A reformulação do Conselho Nacional de Combate à Discriminação, feita em 2010, surge como um marco para as políticas públicas dedicadas ao LGBTQIA+ (o órgão foi criado em 2001, mas desde então aglomerava temas raciais e femininos). Essa ação permitiu que o debate se aprofundasse na participação social específica para área. Desde então, muitos avanços foram anotados, e segundo a Advogada especialista em Direitos LGBTQIA+ e autora do livro Fatos, afetos e preconceitos: Uma história de todos os dias, Chynthia Barcellos, todas as medidas visaram a proteção, inclusão e representatividade do público LGBTQAI+.
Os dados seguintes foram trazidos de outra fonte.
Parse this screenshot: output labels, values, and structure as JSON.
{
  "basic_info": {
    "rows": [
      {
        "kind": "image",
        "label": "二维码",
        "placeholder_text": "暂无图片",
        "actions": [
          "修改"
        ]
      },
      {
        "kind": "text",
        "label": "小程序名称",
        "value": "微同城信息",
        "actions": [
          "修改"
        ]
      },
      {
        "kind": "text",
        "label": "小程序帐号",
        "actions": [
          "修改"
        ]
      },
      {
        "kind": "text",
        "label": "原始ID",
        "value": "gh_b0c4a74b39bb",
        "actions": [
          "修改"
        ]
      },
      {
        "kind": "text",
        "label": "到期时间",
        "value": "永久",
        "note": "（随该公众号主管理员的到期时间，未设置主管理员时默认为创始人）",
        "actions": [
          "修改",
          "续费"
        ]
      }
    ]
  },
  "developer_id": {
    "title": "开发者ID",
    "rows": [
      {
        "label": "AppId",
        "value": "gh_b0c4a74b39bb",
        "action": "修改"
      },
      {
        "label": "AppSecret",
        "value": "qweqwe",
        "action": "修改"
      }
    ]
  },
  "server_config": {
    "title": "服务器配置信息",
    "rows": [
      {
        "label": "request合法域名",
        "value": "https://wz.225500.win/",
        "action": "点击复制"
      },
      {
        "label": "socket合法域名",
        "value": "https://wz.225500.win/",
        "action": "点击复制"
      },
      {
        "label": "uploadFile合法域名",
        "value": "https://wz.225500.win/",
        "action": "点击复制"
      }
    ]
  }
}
Chyntia Barcellos, advogada especialista em LGBTQIA+ | Foto: Arquivo pessoal

“Tivemos avanços, como o reconhecimento da união afetiva equiparada a união estável. Também conquistamos a possibilidade de pessoas transgêneras fazerem a mudança de nome e gênero no cartório, sem necessidade de ação na justiça, cirurgia ou procedimento para se identificar como trans. Ainda tivemos a criminalização da LGBTfobia”, enumera a advogada especialista em Direitos LGBTQIA+.

A professora, doutora Antropologia e secretária de inclusão da UFG, Luciana Oliveira, percebe que as políticas implementadas para a comunidade LGBTQIA+ nos últimos dez anos resultaram em avanços para sociedade na totalidade. “É perceptivo no âmbito das interações sociais que há uma abertura para essas políticas. Se parece um pouco com a sensibilização da sociedade em relação aos direitos das pessoas LBGTQIA+. As pessoas se mostram mais abertas as ações afirmativas e politicas que beneficiam as diferenças”, avalia. 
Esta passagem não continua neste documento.